Naud remains immensely captivating in the part, which seems especially custom-fit for her talents. (She also designed CW's striking outfits.) Although the follow-up's screentime balance leans heavily into CW — the original felt more equally divided between her and Madison — it still works as a story of rival amateur detectives, with both women both use fake accounts, social media surveillance, and a seemingly unlimited travel budget to pursue or evade each other. Of course, maybe the unlimited budget aren't needed. Online personalities possess a knack for gaining access to luxurious locales without paying much, an ability which CW mirrors with her more overt scheming.
Ingenious Filmmaking and Cinematic Travelogue
The creative team for Influencers appear equally ingenious in locating stunning locations to film, though they were likely less nefarious in their methods. Most of the movie appears to be filmed in real places, giving it a real-world weight that remains even as many scenes involve a relatively small cast of characters looking at computer or phone screens.
It’s the same principle which allowed the James Bond movies look so persistently lavish over the years: Yes, explosive action and special effects can show off a big budget, however just providing a kind of visual tour for the audience also feels deeply filmic. This is particularly appropriate for a story so rooted in the coexisting surface-level allure and try-hard grind of creating jealousy-worthy digital content.
Every character visiting Bali, similar to those staying in Thailand in the original, seem to have access to unbelievably stylish contemporary villas; films exist about lifeguards that don’t show off as much aerial pool video. The characters have to convincingly inhabit these luxurious, remote places to emphasize the uneasy irony of how frequently each person — including the woman wreaking vengeance on the influencers’ self-centered phoniness — nonetheless spends plenty of time under the light of their devices.
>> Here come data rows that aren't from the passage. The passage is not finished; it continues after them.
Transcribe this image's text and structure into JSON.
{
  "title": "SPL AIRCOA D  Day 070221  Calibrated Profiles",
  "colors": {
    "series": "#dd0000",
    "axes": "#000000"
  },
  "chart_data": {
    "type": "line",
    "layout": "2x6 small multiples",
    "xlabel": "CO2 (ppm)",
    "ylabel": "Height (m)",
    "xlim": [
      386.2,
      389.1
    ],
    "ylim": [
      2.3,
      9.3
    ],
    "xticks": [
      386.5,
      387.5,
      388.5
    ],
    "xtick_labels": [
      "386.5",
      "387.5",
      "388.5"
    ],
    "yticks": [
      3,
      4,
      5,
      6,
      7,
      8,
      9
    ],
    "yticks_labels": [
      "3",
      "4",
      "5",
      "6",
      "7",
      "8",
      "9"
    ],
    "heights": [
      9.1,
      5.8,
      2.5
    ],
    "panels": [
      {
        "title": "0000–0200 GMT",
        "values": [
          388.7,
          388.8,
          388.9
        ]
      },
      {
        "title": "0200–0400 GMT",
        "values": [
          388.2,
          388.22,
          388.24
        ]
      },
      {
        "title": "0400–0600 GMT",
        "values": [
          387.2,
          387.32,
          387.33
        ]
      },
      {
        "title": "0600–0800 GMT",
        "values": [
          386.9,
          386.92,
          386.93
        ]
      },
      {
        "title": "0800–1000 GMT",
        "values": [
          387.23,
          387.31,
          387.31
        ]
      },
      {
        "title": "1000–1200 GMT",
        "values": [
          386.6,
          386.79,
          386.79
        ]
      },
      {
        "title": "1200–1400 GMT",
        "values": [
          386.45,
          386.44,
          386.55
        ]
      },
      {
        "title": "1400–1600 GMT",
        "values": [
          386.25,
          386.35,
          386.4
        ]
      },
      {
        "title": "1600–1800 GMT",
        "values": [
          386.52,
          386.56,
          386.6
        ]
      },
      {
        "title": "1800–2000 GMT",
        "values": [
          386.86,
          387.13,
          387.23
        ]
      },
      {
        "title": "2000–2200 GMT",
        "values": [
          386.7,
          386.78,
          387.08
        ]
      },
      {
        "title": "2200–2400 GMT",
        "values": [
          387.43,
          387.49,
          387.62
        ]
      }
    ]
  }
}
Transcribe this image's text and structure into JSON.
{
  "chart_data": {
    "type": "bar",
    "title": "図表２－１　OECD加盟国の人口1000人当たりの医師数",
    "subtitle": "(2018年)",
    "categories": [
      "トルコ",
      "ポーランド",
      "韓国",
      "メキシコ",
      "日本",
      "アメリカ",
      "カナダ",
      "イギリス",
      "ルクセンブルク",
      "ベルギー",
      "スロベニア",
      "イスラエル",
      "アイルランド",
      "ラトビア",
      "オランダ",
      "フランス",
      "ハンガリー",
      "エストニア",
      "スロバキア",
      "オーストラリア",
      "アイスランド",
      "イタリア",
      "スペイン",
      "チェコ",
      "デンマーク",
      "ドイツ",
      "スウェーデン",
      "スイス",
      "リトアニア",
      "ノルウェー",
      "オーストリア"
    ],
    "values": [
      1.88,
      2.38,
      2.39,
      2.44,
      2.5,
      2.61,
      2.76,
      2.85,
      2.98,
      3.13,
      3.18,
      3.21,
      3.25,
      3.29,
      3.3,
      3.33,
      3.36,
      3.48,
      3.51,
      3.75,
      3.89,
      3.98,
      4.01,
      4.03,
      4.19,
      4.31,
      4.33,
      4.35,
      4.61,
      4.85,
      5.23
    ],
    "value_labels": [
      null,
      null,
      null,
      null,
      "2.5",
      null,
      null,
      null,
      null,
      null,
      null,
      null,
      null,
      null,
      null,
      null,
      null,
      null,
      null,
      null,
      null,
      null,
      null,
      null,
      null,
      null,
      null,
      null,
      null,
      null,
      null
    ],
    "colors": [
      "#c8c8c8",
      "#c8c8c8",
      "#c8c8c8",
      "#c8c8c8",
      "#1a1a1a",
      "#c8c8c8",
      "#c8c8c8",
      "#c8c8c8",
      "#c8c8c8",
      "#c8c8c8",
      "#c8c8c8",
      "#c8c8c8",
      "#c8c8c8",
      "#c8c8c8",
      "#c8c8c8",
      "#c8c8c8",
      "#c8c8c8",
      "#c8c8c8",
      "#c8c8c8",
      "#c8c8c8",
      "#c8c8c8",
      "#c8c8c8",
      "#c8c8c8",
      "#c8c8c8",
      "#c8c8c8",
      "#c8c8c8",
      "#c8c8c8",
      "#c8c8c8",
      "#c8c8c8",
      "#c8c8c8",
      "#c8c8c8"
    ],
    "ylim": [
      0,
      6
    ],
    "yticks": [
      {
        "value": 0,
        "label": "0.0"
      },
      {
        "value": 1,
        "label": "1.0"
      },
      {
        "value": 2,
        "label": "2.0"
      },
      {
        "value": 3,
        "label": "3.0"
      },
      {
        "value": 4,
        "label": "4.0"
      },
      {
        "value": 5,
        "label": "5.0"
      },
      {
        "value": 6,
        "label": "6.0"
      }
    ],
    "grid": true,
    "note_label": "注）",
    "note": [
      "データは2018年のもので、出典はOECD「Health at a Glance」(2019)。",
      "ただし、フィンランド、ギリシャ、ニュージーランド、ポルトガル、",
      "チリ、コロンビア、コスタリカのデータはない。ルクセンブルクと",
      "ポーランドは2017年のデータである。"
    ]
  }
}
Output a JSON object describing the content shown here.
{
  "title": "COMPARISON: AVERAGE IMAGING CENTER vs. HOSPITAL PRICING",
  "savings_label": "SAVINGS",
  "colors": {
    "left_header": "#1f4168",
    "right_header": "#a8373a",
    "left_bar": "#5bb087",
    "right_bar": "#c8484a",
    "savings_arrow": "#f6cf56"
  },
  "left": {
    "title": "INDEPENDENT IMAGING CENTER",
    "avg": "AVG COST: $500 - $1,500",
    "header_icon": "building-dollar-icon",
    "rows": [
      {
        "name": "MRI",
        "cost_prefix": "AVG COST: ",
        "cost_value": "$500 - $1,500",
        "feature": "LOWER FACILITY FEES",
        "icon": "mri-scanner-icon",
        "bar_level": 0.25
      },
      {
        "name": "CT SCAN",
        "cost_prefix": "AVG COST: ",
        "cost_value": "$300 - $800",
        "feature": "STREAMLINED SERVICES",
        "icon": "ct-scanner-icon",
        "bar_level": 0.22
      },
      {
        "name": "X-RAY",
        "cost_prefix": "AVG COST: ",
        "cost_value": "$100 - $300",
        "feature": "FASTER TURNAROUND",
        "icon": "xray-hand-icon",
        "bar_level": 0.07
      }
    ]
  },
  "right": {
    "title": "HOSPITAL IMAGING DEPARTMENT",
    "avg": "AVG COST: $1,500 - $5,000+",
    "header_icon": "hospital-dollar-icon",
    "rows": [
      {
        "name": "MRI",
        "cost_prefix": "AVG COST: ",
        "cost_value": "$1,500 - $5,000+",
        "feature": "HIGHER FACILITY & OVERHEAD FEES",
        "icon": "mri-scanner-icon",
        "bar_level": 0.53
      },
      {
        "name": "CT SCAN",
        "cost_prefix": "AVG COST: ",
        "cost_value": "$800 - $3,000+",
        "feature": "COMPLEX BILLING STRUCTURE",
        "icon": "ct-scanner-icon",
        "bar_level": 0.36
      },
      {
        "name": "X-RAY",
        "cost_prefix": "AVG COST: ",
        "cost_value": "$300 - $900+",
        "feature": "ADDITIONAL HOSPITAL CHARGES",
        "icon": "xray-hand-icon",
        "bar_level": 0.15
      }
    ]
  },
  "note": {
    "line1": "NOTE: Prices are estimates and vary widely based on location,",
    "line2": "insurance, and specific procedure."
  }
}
Nuanced Portrayals and Digital-Age Suspense
Simultaneously, the director has not crafted a rant against the emptiness of the influencer industry. While it is gratifying to see CW exploit various online personalities, and a sense reminiscent of Hitchcock of alignment allows us to hope she doesn’t get caught, the filmmaker is somewhat sympathetic to the key influencer figures. Previously, he tapped into the isolation Madison felt during supposedly envy-worthy vacations. In this film, the director appears confident that merely watching Jacob at work will make it clear that he’s peddling false masculinity to other gullible men; he avoids caricaturing the character. He even gives Jacob a degree of respect through depicting his true devotion to his girlfriend; he is two-faced, yet Ariana is a partner in his double standards, not someone exploited of it.
The other side of this balanced approach means it may occasionally seem that he is acknowledging elements of contemporary digital culture without investigating them. This is especially true of the way he introduces artificial intelligence into the plot, an intriguing development that lacks the psychosexual kick it should have. The retitled sequel of Influencers could offer fans of the first movie expectations of an Aliens-style escalation, and the movie does eventually provide that, with an appropriately wild final act. However, initially, it’s more like a sleek Alfred Hitchcock movie than an wild-eyed, technology-obsessed De Palma-style shocker. Influencers’ extensive use of real-world locations may also be what keeps it from seeming like utter horror. Our society may be overrun with always-online creators, digital deception, and exploitative travel, but the world itself is still here, for now.